Il fut aussi surpris que tout le monde de cette victoire, ce qui ne l’empêcha pas pour autant de la savourer pleinement. Deux ans plus tard, il manqua de peu la Triple Couronne avec le poulain Dastur qui finit second dans les 2,000 Guinées et le Derby.
Cependant, le défi Classique le plus remarquable de son Altesse fut lancé dans le St Leger en 1932. Quatre chevaux coururent sous ses couleurs, et ils prirent quatre des cinq premières places, avec Firdaussi terminant devant Dastur, alors que Udaipur et Taj Kasra finissaient 4ème et 5ème, avec près de cinq longueurs couvrant les cinq premières places.
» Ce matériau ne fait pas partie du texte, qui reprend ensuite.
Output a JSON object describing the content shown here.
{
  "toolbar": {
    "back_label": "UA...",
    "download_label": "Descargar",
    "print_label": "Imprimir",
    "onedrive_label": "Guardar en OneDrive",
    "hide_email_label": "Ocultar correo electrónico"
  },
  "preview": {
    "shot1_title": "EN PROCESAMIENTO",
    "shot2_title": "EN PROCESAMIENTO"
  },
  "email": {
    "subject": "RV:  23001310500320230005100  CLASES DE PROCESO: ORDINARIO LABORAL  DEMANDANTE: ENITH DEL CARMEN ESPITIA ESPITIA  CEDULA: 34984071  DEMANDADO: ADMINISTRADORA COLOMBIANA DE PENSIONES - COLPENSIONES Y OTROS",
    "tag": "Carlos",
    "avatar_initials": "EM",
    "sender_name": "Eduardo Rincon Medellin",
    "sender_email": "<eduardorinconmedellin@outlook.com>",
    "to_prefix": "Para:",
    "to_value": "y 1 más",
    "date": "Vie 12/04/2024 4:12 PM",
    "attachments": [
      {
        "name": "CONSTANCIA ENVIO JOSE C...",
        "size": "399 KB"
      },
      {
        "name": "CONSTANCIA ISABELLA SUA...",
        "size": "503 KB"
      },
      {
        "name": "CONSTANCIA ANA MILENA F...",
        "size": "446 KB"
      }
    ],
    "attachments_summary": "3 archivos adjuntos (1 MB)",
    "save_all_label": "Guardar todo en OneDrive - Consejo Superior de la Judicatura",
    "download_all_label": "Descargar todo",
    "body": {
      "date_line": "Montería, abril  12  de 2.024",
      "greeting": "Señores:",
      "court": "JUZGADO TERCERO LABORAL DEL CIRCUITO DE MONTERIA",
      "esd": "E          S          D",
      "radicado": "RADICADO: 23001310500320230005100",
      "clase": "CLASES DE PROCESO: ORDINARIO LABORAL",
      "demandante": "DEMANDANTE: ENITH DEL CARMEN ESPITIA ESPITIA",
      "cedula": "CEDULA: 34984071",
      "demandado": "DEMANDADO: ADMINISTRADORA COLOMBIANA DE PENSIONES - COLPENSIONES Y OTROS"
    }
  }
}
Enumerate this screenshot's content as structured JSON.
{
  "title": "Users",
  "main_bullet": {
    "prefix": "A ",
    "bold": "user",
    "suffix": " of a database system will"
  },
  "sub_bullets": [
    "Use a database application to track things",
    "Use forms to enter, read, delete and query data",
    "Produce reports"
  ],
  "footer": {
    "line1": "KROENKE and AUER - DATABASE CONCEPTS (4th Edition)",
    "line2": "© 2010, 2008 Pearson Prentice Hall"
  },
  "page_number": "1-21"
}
Seulement trois ans plus tard, Friar’s Daughter, la mère de Dastur, tenait la vedette grâce au produit de son croisement avec Blandford, Bahram, un authentique gagnant de la Triple Couronne. En effet, Bahram fut le seul cheval entre les deux guerres mondiales à gagner les 2,000 Guinées, le Derby et le St Leger, en 1935. Frank Butters, qui prit la charge des chevaux de l’Aga Khan après une dispute avec Richard Dawson, affirma que Bahram était le meilleur cheval qu’il eut l’occasion d’entraîner. Il ajouta pourtant que "comme Bahram était très froid, et qu’il n’avait jamais été battu, je ne connaissais pas sa vraie valeur."
Les parieurs avaient bien prédit l’arrivée de ce Derby en installant Bahram favori, mais l’année suivante ils se trompèrent une fois de plus et ce fut Mahmoud (monté par Charlie Smirke) qui devança de deux longueurs son compagnon d’entraînement Taj Akbar monté par Gordon Richards. Sur ce terrain très léger, deux records furent battus. Le temps de 2 minutes 33 secondes réalisé par Mahmoud demeure le plus rapide chronométré à ce jour, alors que l’Aga Khan demeura jusqu’en 1955 le seul propriétaire en 150 ans ayant eu le gagnant et le second du même Derby.
Pendant la guerre, pour des raisons financières, l’Aga Khan dut prendre la décision de vendre ses vainqueurs de Derby plutôt que d’aspirer à améliorer son record. En 1940, il se sépara de Bahram et Mahmoud pour 60,000 livres, une fraction de leur valeur sur un marché ouvert. Blenheim les avait déjà précédés aux Etats Unis où il devint tête de liste des étalons en 1941. Mahmoud, dont les produits étaient mieux adaptés aux conditions américaines que ceux de Barham, fut tête de liste en 1946 et tête de liste des pères de mères en 1957.
Quand la paix revint, l’Aga Khan recommença à investir. Son fils, le Prince Aly Khan, qui comme l’actuel Aga Khan était très bon analyste de courses, avait entrevu chez My Love, lors de sa victoire dans le Prix Hocquart, le potentiel pour Epsom. La moitié du poulain fut acquise à Leon Volterra pour 15 000 £ et il courut sous le nom et les couleurs de son nouveau copropriétaire. Avec un nom aussi romantique que My Love, il était sûr d’avoir la faveur du public. Le jockey, Rae Johnstone, très critiqué pour sa défaite dans un Derby d’avant-guerre sur le grand favori Colombo, rectifia cette fois les choses en s’imposant à la suite d’une belle course.
Une victoire encore plus populaire sous ses couleurs fut celle de Tulyar en 1952. Sa renommée était due en grande partie à un amusant télégramme de la part du jockey Charlie Smirke qui fut lu pendant le déjeuner organisé par le Press Club, le jour du Derby : "J’espère que mercredi à 15 heures 40 je pourrai dire ’What did I Tulyar’ (jeu de mot anglais se traduisant par : Que vous avais-je dit ?)".
Les bookmakers anglais ne partageaient pas l’enthousiasme de Smirke et on pouvait le trouver à la cote de 100/8 quand s’ouvrirent les paris sur l’hippodrome. Cependant un énorme pari public prit place et Tulyar partit favori à 11/2. Il gagna de trois quarts de longueur devant Gay Time, monté par un adolescent nommé Lester Piggott.
Quand l’Aga Khan décida de vendre Tulyar, il accepta une offre beaucoup moins élevée de la part de l’Irish National Stud, et refusa une meilleure proposition faite par l’Américaine Mrs Whitney Tippett. Ceci calma en grande partie la controverse soulevée par la vente de ses deux précédents gagnants de Derby à des propriétaires et éleveurs américains.